A video of the first rescue showed a teenager in a harness hanging at the bottom of a swinging rope under a helicopter as crowds cheered with relief.
“Pakistan army and civil administration have set up a temporary camp on a mountaintop where first aid is being provided,” he added.
The six children had been on their way to school when the chairlift broke down at around 7:00 am (0200 GMT) midway through its journey, hanging above the lush green Allai valley.
Residents used mosque loudspeakers to alert neighborhood officials of the emergency and hundreds of people gathered on both sides of the ravine — hours away from any sizable town — to watch the drama unfold.
Several military helicopters had earlier in the day flown sorties and an airman was lowered by a harness to deliver food, water and medicine, Rehman, the official, told AFP.
“This is a delicate operation that demands meticulous accuracy. The helicopter can not approach the chairlift closely, as its downwash (air pressure) might snap the sole chain supporting it,” he said.
- ‘What can they do?’ –
Headmaster Ali Asghar Khan told AFP by phone that the children were teenage boys and students at his government high school Battangi Pashto.

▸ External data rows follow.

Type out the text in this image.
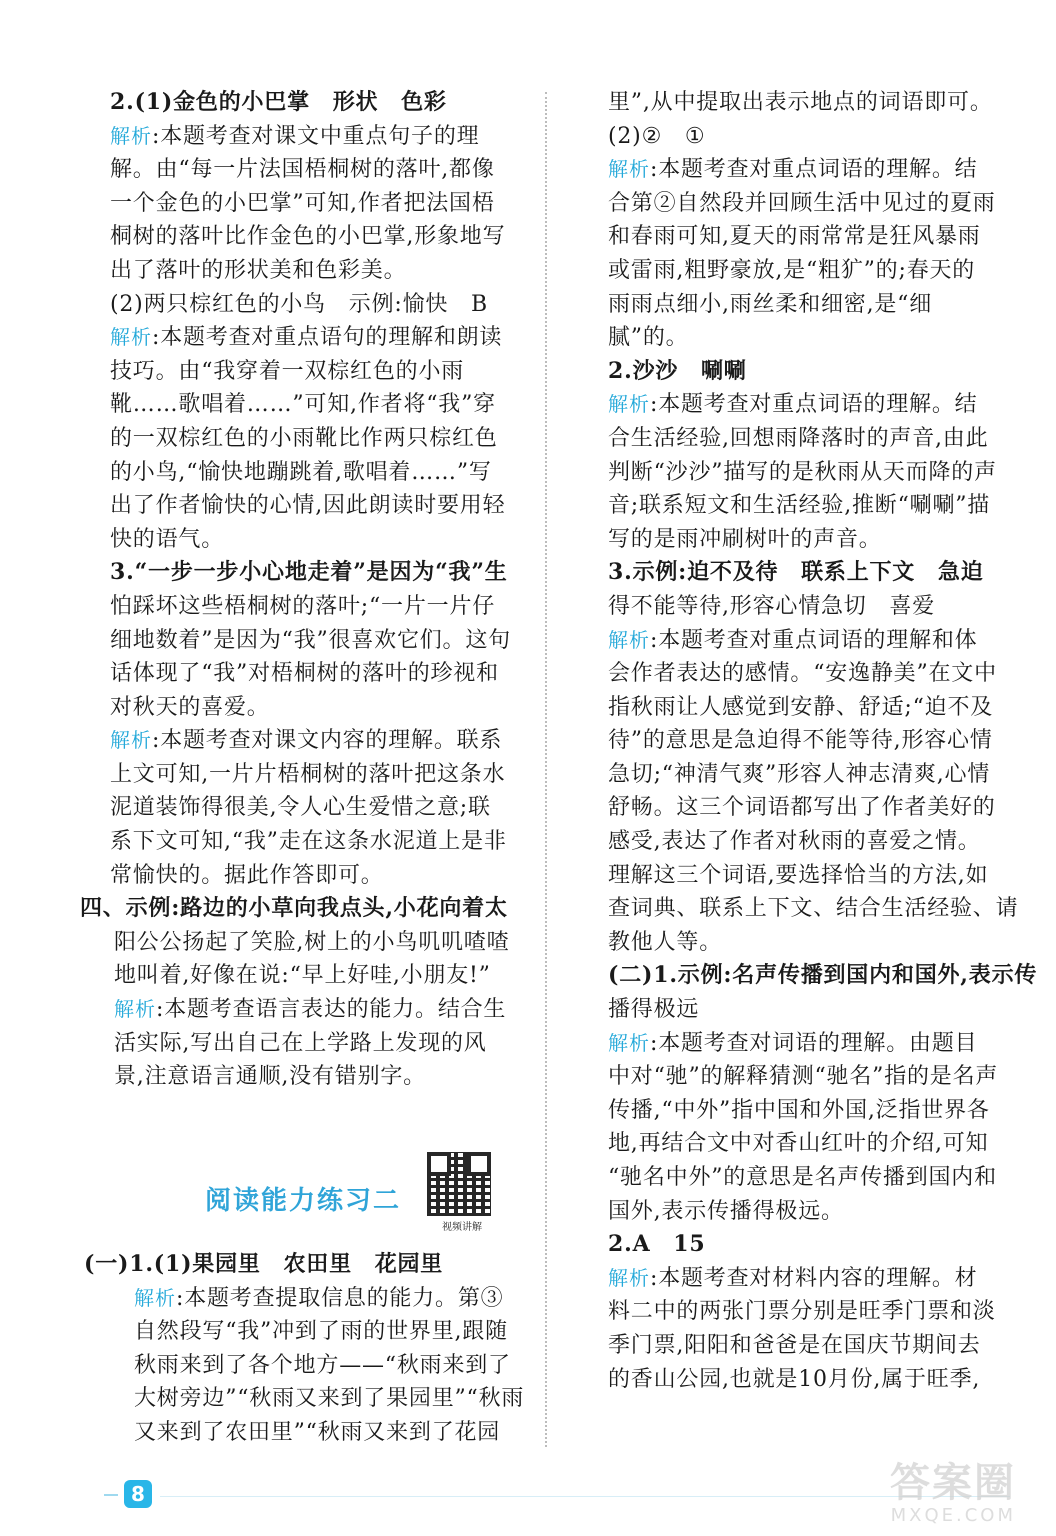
2.(1)金色的小巴掌　形状　色彩

解析:本题考查对课文中重点句子的理

解。由“每一片法国梧桐树的落叶,都像

一个金色的小巴掌”可知,作者把法国梧

桐树的落叶比作金色的小巴掌,形象地写

出了落叶的形状美和色彩美。

(2)两只棕红色的小鸟　示例:愉快　B

解析:本题考查对重点语句的理解和朗读

技巧。由“我穿着一双棕红色的小雨

靴……歌唱着……”可知,作者将“我”穿

的一双棕红色的小雨靴比作两只棕红色

的小鸟,“愉快地蹦跳着,歌唱着……”写

出了作者愉快的心情,因此朗读时要用轻

快的语气。

3.“一步一步小心地走着”是因为“我”生

怕踩坏这些梧桐树的落叶;“一片一片仔

细地数着”是因为“我”很喜欢它们。这句

话体现了“我”对梧桐树的落叶的珍视和

对秋天的喜爱。

解析:本题考查对课文内容的理解。联系

上文可知,一片片梧桐树的落叶把这条水

泥道装饰得很美,令人心生爱惜之意;联

系下文可知,“我”走在这条水泥道上是非

常愉快的。据此作答即可。

四、示例:路边的小草向我点头,小花向着太

阳公公扬起了笑脸,树上的小鸟叽叽喳喳

地叫着,好像在说:“早上好哇,小朋友!”

解析:本题考查语言表达的能力。结合生

活实际,写出自己在上学路上发现的风

景,注意语言通顺,没有错别字。

阅读能力练习二
视频讲解

(一)1.(1)果园里　农田里　花园里

解析:本题考查提取信息的能力。第③

自然段写“我”冲到了雨的世界里,跟随

秋雨来到了各个地方——“秋雨来到了

大树旁边”“秋雨又来到了果园里”“秋雨

又来到了农田里”“秋雨又来到了花园

里”,从中提取出表示地点的词语即可。

(2)②　①

解析:本题考查对重点词语的理解。结

合第②自然段并回顾生活中见过的夏雨

和春雨可知,夏天的雨常常是狂风暴雨

或雷雨,粗野豪放,是“粗犷”的;春天的

雨雨点细小,雨丝柔和细密,是“细

腻”的。

2.沙沙　唰唰

解析:本题考查对重点词语的理解。结

合生活经验,回想雨降落时的声音,由此

判断“沙沙”描写的是秋雨从天而降的声

音;联系短文和生活经验,推断“唰唰”描

写的是雨冲刷树叶的声音。

3.示例:迫不及待　联系上下文　急迫

得不能等待,形容心情急切　喜爱

解析:本题考查对重点词语的理解和体

会作者表达的感情。“安逸静美”在文中

指秋雨让人感觉到安静、舒适;“迫不及

待”的意思是急迫得不能等待,形容心情

急切;“神清气爽”形容人神志清爽,心情

舒畅。这三个词语都写出了作者美好的

感受,表达了作者对秋雨的喜爱之情。

理解这三个词语,要选择恰当的方法,如

查词典、联系上下文、结合生活经验、请

教他人等。

(二)1.示例:名声传播到国内和国外,表示传

播得极远

解析:本题考查对词语的理解。由题目

中对“驰”的解释猜测“驰名”指的是名声

传播,“中外”指中国和外国,泛指世界各

地,再结合文中对香山红叶的介绍,可知

“驰名中外”的意思是名声传播到国内和

国外,表示传播得极远。

2.A　15

解析:本题考查对材料内容的理解。材

料二中的两张门票分别是旺季门票和淡

季门票,阳阳和爸爸是在国庆节期间去

的香山公园,也就是10月份,属于旺季,

8	答案圈
MXQE.COM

“The school is located in a mountainous area and there are no safe crossings, so it’s common to use the chairlift,” Khan said.
“The parents are gathered at the site of the chairlift. What can they do? They are waiting for the rescue officials to get their children out. We are all worried.”
Abid Ur Rehman, a teacher from another school in the area, said around 500 people had gathered to watch the rescue mission.
“Parents and women are crying for the safety of their children,” he told AFP.
Syed Hammad Haider, a senior Khyber Pakhtunkhwa provincial official, said the gondola was hanging about 1,000 to 1,200 feet above the ground.
Caretaker Prime Minister Anwaar-ul-Haq Kakar issued a directive for all chairlifts in mountainous areas to be inspected and for those that are not “safety compliant” to be immediately closed.
Cable cars that carry passengers — and sometimes even cars — are common across the northern areas of Khyber Pakhtunkhwa province and Gilgit-Baltistan, and are vital in connecting villages and towns in areas where roads cannot be built.
In 2017, 10 people were killed when a chairlift cable broke, sending passengers plunging into a ravine in a mountain hamlet near the capital Islamabad.